PUBLISHED : Tuesday, 05 August, 2014, 9:38am
UPDATED : Wednesday, 06 August, 2014, 2:50am

Oversea-Chinese Banking Corp, Singapore's second-biggest lender, yesterday posted a 54 per cent rise in quarterly net profit, beating expectations thanks to brisk loan growth and a strong performance from its insurance unit.

OCBC, which boosted its China exposure last week by gaining over 90 per cent control of Hong Kong lender Wing Hang Bank, said it expected to take advantage of growing investment and trade flows between China and Southeast Asia.

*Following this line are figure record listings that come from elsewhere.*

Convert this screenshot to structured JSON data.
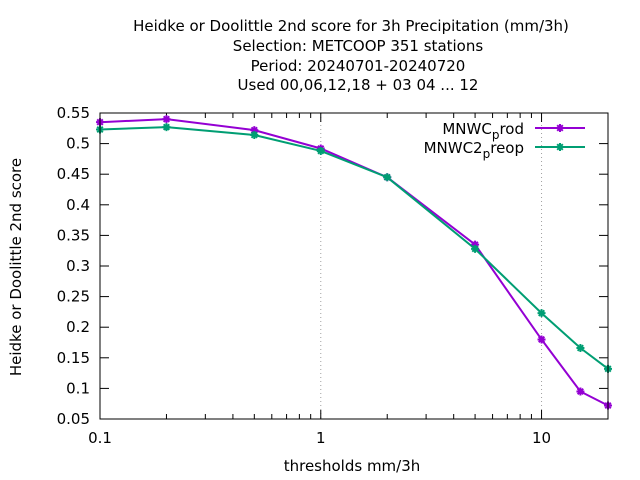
{
  "chart_data": {
    "type": "line",
    "title_lines": [
      "Heidke or Doolittle 2nd score  for 3h Precipitation (mm/3h)",
      "Selection: METCOOP    351 stations",
      "Period: 20240701-20240720",
      "Used  00,06,12,18 + 03 04 ... 12"
    ],
    "xlabel": "thresholds mm/3h",
    "ylabel": "Heidke or Doolittle 2nd score",
    "x_scale": "log",
    "xlim": [
      0.1,
      20
    ],
    "ylim": [
      0.05,
      0.55
    ],
    "x_ticks": [
      0.1,
      1,
      10
    ],
    "x_tick_labels": [
      "0.1",
      "1",
      "10"
    ],
    "y_ticks": [
      0.05,
      0.1,
      0.15,
      0.2,
      0.25,
      0.3,
      0.35,
      0.4,
      0.45,
      0.5,
      0.55
    ],
    "y_tick_labels": [
      "0.05",
      "0.1",
      "0.15",
      "0.2",
      "0.25",
      "0.3",
      "0.35",
      "0.4",
      "0.45",
      "0.5",
      "0.55"
    ],
    "grid": "vertical at major log decades",
    "legend_position": "top-right",
    "series": [
      {
        "legend_main": "MNWC",
        "legend_sub": "p",
        "legend_tail": "rod",
        "color": "#9400d3",
        "x": [
          0.1,
          0.2,
          0.5,
          1,
          2,
          5,
          10,
          15,
          20
        ],
        "y": [
          0.535,
          0.54,
          0.522,
          0.492,
          0.445,
          0.335,
          0.18,
          0.095,
          0.072
        ]
      },
      {
        "legend_main": "MNWC2",
        "legend_sub": "p",
        "legend_tail": "reop",
        "color": "#009e73",
        "x": [
          0.1,
          0.2,
          0.5,
          1,
          2,
          5,
          10,
          15,
          20
        ],
        "y": [
          0.523,
          0.527,
          0.514,
          0.488,
          0.445,
          0.328,
          0.223,
          0.166,
          0.132
        ]
      }
    ]
  }
}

The bank earned S$921 million (HK$5.73 billion) in the three months to June 30, compared with S$597 million in the same period a year earlier. The figure topped the S$796 million average forecast of six analysts polled by Reuters.

OCBC's shares have underperformed those of DBS and United Overseas Bank this year since it became known the bank intended to buy Wing Hang, a move that increased its exposure to China's slowing economy.

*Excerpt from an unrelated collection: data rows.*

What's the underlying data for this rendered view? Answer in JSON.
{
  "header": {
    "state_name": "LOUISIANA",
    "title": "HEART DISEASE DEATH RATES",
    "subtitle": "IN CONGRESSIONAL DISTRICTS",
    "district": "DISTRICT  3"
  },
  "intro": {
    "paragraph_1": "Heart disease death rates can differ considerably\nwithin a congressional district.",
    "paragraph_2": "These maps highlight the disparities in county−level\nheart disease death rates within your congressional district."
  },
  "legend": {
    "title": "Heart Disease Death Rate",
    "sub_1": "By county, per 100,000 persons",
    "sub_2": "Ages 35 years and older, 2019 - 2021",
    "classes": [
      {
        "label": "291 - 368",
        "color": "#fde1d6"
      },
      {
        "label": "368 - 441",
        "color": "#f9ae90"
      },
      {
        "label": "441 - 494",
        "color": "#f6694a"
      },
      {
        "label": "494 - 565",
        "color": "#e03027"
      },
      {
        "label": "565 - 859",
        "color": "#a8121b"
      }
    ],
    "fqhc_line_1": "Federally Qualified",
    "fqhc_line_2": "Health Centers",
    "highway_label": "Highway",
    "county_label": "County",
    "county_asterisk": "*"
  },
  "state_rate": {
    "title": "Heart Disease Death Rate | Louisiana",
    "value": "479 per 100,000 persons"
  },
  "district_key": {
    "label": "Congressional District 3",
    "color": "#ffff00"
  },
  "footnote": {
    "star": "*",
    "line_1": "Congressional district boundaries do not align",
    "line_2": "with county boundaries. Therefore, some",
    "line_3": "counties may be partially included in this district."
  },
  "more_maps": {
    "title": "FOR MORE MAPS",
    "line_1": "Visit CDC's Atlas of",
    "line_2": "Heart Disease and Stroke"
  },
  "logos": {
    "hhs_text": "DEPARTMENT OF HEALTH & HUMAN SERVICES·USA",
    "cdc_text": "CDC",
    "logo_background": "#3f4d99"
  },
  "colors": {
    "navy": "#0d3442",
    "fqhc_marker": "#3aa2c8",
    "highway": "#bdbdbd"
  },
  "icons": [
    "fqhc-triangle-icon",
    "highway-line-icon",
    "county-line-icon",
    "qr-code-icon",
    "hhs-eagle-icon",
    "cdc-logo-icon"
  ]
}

Investors were also concerned about a potential rights issue of about S$3 billion to fund the acquisition.

OCBC shares are 3.3 per cent lower so far this year, compared with an almost 6 per cent rise for larger rival DBS and an 8.3 per cent gain for UOB.

Singapore banks are witnessing a slowdown in the housing market in response to government cooling measures, forcing them to diversify earnings from further into areas such as trade finance and wealth management.

OCBC's quarterly net interest income - the gap between what a bank makes from loans and pays on deposits - rose 17 per cent to S$1.1 billion, on the back of a 12 per cent year-on-year rise in customer loans.

Contributions from insurance unit Great Eastern boosted non-interest income by 40 per cent. Bad debt charges fell just over 20 per cent to S$66 million.